![]() |
The 2003 Annual Meeting of OASYS_NEW |
Material nad Methods: During the last 4 years (March 1998 – March 2002) 51 adult patients with post – traumatic brachial plexus palsy were operated in our Clinic. The mean age was 24,5 years and the most common cause of the injury was the motorvehicle accident. Exploration of the brachial plexus was performed in 39 patients, while 12 were late cases, (>2 years) and only secondary procedures were done i.e. muscle transfer. The mean denervation time was 8 months (1 to 14 months). Seven patients had an extended infraclavicular lesion, while from the 32 supraclavicular lesions, 21 had the element of avulsion (4 global, 10 with four root avulsion and 7 with three roots avulsed). Neurotization of the musculocutaneous was performed in the majority of the cases via nerve grafts from intraplexus (C5, C8, C7). Extraplexus donors were utilized in 14 patients. In 7 patients, the phrenic was used alone or with intraplexus donors (5)., in 3 cases the accessory nerve, in one patient the accessory and cervical plexus motor branches and finally in 3 patients 3 intercostals were used.
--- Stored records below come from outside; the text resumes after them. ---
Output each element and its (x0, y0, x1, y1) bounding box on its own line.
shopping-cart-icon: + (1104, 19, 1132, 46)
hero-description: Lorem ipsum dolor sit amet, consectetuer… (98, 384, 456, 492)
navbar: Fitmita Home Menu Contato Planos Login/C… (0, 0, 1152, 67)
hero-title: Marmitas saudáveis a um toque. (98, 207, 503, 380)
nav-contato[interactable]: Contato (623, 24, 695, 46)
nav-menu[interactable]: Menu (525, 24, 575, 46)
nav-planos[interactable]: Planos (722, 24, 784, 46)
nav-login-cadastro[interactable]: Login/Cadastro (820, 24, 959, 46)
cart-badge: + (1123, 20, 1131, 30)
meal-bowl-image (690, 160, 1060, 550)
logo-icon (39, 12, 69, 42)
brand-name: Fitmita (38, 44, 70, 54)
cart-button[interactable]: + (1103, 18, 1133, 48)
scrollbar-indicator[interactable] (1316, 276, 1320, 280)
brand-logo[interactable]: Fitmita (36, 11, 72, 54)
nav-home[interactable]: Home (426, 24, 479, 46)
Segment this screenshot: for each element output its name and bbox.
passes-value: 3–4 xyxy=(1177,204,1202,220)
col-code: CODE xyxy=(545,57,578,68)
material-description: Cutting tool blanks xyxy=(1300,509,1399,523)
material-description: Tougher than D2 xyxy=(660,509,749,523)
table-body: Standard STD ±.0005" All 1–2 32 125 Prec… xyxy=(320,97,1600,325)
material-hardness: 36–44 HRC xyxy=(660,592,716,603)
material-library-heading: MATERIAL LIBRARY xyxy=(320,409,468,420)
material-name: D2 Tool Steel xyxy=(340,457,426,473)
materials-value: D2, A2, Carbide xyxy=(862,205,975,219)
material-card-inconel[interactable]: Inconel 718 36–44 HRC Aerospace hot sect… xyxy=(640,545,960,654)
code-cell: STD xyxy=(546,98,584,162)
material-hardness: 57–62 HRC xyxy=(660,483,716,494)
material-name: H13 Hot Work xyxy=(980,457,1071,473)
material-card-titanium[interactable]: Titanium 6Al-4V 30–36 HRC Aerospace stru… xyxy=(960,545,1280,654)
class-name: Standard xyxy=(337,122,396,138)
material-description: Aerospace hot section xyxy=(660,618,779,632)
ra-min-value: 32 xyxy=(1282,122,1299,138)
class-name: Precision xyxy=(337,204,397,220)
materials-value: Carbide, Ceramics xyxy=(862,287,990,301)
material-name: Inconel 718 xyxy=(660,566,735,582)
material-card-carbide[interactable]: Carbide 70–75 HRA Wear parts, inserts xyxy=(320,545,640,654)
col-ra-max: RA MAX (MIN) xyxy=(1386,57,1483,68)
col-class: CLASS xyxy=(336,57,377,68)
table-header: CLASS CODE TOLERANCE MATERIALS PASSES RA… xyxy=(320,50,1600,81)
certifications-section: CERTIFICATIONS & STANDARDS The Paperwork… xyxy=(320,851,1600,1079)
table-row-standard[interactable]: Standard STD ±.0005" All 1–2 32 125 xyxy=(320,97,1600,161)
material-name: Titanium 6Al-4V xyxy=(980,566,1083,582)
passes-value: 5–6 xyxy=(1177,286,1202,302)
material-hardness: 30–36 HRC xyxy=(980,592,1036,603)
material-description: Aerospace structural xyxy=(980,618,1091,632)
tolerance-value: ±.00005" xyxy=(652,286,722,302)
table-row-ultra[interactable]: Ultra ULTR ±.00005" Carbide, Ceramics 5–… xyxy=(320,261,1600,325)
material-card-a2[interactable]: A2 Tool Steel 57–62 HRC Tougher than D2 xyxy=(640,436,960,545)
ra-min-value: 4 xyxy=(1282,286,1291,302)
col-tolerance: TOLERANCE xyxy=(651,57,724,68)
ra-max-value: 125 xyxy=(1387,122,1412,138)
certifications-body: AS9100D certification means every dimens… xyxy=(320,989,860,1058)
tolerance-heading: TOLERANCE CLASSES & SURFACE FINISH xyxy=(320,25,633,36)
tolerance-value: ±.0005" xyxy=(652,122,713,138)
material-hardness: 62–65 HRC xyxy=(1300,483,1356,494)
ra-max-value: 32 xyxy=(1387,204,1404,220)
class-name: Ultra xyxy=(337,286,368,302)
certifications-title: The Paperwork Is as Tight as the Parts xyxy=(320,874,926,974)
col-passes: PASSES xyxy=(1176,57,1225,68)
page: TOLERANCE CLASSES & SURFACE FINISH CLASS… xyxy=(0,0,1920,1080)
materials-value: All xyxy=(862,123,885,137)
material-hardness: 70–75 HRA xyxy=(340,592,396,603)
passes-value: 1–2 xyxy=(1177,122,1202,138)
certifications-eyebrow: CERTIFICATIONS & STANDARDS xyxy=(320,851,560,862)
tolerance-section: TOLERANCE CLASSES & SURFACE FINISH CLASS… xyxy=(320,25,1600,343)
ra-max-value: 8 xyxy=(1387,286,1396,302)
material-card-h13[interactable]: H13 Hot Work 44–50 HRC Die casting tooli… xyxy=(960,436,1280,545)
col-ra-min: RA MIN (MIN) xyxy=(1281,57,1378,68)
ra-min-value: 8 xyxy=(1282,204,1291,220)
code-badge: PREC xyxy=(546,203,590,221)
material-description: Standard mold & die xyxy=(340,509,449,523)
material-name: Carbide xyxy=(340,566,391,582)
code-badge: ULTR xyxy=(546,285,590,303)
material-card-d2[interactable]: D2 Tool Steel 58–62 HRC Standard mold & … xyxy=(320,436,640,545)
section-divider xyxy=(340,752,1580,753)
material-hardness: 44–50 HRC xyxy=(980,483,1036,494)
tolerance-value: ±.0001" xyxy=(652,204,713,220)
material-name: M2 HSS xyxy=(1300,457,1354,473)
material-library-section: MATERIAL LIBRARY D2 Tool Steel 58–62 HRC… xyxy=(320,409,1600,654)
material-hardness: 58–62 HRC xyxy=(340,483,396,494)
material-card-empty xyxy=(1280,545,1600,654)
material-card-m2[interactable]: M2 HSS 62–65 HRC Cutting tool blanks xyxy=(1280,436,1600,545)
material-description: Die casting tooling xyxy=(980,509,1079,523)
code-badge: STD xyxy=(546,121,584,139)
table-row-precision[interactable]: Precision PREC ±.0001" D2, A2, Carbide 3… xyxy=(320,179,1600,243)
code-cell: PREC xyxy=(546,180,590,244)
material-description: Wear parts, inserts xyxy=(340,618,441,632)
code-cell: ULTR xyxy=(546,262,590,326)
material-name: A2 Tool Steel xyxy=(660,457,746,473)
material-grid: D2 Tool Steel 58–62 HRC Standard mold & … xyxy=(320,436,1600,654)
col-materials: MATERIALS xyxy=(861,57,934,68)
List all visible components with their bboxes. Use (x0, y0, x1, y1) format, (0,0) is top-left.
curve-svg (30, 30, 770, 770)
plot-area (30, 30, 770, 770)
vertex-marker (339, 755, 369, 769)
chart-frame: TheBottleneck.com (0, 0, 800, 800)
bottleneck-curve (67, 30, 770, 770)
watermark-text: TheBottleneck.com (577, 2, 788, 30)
Results: All the patients with intraplexus neurotization of the musculocutaneous nerve, but two, regained useful function of the biceps (M3+ to M4++). From the extraplexus neurotization the phrenic nerve as a conjunctant donor gave functional result, the cases used alone gave M3 and M3-, the accessory neurotization gave M3+ in combination with cervical motors and M3-, when it was used alone. The intercostal neurotizations gave M2+ and M3.
Conclusions: In brachial plexus paralysis, when the element of avulsion is present, the neurotization often is based in extraplexus donors. The return of biceps function is greater and faster when intraplexus donors are used. The extraplexus neurotization can give satisfactory results used in combinations.